À cela s’ajoute une difficulté supplémentaire lorsque c’est un groupe de personnes qui est visé. En ce cas en effet, selon une jurisprudence classique, il faut que l’ensemble du groupe soit visé et non seulement certains de ses membres. Ainsi les propos qui viseraient les catholiques intégristes ne correspondraient pas à cette exigence puisqu’ils ne désignent pas un groupe déterminé par la religion mais, au sein de ce groupe, ceux qui ont une pratique extrémiste : les propos peuvent alors relever du droit de critique de la religion et non d’une discrimination de l’ensemble des personnes qui la pratiquent[42]. Si l’on comprend bien l’idée qui préside à cette solution, elle n’en reste pas moins difficile à appliquer dès lors que l’on se trouve en présence de sous-groupes au sein d’une collectivité identifiée à partir de l’un des critères discriminatoires visés. La décision de la chambre criminelle rendue le 21 février 2023[43] en offre une illustration intéressante. Dans cette affaire, M. Zemmour était poursuivi pour injure et provocation à la haine raciale pour des propos au sujet de l’immigration et de la place de l’islam en France, tenus lors de son discours d’ouverture de la convention de la droite. Il avait en effet visé dans différentes formules, les immigrés de confession musulmane en provenance d’Afrique, les immigrés de confession musulmane, les mêmes qui veulent venir en France pour vivre comme au pays et enfin les musulmans qui affichent une appartenance communautaire. La cour d’appel amenée à statuer l’avait relaxé au motif « qu’aucun des propos poursuivis ne vise l’ensemble des africains, des immigrés ou des musulmans mais uniquement une fraction de ces groupes ». Cette décision a été cassée par la chambre criminelle au motif que « les propos litigieux désignent les immigrés de confession musulmane venant d’Afrique, soit un groupe de personnes déterminé tant par leur origine que par leur religion ».

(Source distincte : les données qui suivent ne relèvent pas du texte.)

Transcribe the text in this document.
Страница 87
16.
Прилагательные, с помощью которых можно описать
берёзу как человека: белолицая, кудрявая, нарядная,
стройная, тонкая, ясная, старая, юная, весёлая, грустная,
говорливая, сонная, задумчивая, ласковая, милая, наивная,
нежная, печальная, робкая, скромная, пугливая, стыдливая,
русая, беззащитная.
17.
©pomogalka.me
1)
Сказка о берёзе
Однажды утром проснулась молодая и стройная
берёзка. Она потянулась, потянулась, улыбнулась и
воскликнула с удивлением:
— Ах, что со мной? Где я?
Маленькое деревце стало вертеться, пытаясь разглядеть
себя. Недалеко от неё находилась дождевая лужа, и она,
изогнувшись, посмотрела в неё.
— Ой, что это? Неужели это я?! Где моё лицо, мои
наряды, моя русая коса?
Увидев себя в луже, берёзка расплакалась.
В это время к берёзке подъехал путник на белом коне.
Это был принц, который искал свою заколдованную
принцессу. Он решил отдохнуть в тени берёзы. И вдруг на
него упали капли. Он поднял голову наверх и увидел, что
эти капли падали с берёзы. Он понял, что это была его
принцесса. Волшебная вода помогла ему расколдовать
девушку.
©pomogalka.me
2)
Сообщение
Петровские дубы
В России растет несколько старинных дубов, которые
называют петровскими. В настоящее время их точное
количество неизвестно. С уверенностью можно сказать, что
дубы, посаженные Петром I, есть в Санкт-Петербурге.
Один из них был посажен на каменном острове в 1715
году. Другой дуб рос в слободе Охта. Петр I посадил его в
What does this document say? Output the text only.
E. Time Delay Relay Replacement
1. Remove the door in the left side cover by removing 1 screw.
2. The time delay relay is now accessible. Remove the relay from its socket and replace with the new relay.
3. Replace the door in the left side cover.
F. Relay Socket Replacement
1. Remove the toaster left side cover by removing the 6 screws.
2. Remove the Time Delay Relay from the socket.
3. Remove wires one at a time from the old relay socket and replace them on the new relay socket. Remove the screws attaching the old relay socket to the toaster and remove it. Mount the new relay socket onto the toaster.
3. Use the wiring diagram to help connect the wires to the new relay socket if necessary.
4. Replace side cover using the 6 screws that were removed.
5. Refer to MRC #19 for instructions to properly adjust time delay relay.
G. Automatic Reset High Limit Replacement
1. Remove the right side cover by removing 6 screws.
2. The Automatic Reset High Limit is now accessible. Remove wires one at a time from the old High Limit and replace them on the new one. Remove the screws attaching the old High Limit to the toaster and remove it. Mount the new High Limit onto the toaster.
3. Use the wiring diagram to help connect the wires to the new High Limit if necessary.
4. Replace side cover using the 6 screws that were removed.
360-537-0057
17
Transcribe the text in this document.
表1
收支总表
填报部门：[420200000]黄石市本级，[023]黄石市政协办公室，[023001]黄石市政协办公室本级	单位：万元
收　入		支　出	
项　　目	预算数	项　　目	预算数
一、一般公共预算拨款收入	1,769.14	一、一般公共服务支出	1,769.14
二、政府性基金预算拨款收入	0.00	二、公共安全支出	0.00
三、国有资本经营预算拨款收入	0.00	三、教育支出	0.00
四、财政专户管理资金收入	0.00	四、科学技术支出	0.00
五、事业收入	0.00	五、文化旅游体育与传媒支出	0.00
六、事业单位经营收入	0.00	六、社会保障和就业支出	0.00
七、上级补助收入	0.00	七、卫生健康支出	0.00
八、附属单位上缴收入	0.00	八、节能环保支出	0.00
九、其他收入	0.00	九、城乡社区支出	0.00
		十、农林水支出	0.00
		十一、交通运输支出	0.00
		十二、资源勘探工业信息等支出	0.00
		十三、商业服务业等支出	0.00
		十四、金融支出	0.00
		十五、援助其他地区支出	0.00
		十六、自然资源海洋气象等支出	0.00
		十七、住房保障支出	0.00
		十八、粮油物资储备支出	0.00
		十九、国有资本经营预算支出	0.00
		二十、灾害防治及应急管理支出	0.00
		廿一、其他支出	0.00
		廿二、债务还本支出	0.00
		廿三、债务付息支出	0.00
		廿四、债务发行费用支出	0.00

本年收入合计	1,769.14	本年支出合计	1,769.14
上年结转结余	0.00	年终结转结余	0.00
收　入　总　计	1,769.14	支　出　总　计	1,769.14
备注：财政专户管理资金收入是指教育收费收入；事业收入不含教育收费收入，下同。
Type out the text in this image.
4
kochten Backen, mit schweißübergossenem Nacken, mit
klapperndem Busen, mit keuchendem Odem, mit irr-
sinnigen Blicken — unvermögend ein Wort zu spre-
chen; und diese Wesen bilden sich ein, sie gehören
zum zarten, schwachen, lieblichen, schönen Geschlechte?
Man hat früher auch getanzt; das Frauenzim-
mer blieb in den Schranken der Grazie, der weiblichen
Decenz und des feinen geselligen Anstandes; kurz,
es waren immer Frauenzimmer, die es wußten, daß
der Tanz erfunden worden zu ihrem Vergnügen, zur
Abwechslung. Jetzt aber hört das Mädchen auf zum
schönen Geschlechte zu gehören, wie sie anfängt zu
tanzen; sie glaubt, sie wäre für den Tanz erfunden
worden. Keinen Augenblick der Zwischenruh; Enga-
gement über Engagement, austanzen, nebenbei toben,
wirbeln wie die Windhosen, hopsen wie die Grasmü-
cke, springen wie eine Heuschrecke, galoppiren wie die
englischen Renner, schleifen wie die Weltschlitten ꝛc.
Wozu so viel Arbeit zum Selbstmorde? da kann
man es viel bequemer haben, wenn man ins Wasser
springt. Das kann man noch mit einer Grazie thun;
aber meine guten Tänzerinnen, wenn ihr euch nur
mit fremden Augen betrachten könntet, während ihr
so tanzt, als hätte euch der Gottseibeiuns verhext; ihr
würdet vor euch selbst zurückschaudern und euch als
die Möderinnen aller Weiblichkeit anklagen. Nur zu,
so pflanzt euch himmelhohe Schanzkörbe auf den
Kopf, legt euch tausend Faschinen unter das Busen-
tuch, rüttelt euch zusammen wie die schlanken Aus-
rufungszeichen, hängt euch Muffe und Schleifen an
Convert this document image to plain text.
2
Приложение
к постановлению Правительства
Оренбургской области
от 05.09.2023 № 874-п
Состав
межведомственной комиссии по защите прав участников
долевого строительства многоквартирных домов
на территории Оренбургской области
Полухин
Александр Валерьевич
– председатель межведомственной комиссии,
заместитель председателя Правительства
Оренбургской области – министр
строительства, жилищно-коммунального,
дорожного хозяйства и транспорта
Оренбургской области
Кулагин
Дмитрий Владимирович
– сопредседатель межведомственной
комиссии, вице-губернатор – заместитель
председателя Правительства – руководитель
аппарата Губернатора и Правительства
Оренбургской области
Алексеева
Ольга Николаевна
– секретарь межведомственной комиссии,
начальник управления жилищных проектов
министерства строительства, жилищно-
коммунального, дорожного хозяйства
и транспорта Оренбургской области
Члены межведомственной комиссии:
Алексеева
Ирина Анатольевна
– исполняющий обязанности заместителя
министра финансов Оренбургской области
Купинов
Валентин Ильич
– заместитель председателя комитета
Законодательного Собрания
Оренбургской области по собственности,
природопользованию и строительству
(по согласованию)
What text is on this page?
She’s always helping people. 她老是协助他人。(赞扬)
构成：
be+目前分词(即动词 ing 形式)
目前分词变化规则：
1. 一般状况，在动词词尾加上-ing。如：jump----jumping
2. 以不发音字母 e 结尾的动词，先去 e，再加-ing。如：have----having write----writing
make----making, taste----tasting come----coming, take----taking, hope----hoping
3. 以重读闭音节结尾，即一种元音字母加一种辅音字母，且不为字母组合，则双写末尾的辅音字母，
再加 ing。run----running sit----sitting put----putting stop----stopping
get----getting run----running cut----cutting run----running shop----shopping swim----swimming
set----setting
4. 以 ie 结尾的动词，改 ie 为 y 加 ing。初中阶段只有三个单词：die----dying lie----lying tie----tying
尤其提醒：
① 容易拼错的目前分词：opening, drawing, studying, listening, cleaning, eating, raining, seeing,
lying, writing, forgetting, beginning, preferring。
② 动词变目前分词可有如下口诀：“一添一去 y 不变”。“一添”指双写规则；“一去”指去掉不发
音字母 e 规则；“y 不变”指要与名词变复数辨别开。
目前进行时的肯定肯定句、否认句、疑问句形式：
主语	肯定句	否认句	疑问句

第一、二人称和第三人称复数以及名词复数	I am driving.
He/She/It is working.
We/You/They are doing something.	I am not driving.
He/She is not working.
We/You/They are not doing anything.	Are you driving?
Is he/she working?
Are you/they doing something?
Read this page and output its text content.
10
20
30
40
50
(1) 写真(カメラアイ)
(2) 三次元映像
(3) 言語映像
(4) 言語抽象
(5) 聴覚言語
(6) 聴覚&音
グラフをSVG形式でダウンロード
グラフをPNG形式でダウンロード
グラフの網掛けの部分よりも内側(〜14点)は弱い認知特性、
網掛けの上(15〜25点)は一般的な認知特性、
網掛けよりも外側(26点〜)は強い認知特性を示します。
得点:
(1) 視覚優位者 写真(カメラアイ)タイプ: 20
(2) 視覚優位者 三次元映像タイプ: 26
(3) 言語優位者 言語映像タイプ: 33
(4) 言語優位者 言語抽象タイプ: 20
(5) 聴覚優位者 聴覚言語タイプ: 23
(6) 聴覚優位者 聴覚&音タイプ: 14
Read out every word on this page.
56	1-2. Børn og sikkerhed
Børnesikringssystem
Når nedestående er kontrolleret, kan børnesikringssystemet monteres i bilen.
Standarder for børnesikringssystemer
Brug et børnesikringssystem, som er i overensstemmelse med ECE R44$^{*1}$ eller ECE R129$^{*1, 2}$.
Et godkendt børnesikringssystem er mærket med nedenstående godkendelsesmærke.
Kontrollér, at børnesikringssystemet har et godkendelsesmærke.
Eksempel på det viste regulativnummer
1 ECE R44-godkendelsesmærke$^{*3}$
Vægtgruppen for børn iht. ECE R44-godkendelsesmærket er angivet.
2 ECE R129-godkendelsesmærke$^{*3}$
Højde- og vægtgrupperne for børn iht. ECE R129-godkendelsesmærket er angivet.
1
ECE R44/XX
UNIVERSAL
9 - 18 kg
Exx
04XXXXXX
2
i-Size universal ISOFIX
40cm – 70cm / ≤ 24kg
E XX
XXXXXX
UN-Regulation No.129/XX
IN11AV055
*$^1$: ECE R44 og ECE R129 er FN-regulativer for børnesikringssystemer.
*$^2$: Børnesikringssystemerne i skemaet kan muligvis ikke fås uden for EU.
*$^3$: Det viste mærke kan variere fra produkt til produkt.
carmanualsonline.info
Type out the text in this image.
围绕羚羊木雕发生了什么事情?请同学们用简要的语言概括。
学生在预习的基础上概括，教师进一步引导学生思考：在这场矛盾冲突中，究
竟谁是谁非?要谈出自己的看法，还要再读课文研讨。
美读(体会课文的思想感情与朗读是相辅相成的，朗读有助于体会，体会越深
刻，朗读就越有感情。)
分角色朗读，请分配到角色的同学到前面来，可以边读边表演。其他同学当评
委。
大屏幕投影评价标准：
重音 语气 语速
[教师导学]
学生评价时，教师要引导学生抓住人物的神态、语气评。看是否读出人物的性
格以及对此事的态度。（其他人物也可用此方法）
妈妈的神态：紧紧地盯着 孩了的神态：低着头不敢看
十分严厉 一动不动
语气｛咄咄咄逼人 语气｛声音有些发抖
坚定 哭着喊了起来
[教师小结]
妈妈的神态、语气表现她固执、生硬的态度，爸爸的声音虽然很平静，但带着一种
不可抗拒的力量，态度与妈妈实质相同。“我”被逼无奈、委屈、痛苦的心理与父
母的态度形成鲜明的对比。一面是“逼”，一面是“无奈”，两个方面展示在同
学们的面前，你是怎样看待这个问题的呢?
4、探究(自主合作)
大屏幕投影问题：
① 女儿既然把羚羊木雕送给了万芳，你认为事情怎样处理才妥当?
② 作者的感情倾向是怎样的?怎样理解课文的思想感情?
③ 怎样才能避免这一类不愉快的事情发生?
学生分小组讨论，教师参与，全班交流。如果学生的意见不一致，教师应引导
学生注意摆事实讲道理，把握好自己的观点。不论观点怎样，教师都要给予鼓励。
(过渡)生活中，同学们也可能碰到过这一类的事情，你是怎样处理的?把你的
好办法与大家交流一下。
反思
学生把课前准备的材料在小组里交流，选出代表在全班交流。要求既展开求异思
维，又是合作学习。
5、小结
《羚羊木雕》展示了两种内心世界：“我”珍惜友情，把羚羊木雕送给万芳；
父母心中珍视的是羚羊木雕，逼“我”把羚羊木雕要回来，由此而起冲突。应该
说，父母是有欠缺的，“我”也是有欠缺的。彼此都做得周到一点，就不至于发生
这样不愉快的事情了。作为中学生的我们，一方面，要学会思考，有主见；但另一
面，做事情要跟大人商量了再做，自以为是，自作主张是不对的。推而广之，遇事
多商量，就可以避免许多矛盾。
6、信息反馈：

L’identification du groupé visé suscité également des interrogations lorsque les propos sont dirigés contre une personne ou un groupe de personne mais par l’intermédiaire de pratiques (telles des pratiques rituelles ce qui peut ainsi conduire à une discrimination fondée sur la religion) ou des vêtements traduisant une origine ou une confession particulière. Si la jurisprudence admet que la discrimination soit indirecte, une difficulté d’application est née quant à savoir si la provocation à la discrimination d’un groupe peut se faire via des marchandises. Le boycott des produits israéliens a ainsi donné lieu à des décisions de la Cour européenne des droits de l’Homme qui peuvent a priori paraître difficiles à concilier[44], sauf à considérer que l’une des deux condamnations prononcées par les juges internes pouvait trouver une justification dans la qualité d’élu de l’auteur en ce qu’elle est susceptible de donner plus d’impact au discours. Depuis ces décisions, la chambre criminelle a de nouveau considéré qu’était justifiée la relaxe du chef de provocation publique à la discrimination d’une société en raison de son appartenance à la nation israélienne pour des propos appelant au boycott des produits de cette société au motif que, si les propos publiés appelaient au traitement différencié au détriment de la société, ils ne renfermaient pas de provocation à la haine, à la violence ou à la discrimination et ne visaient pas cette société à raison de sa nationalité mais à raison de son soutien financier supposé aux choix politiques des dirigeants de ce pays à l’encontre des Palestiniens[45]. La formulation employée par la chambre criminelle laisse toutefois penser que c’est alors moins le critère discriminatoire qui posait problème que l’impact attendu du discours afin qu’il puisse être considéré comme pénalement répréhensible.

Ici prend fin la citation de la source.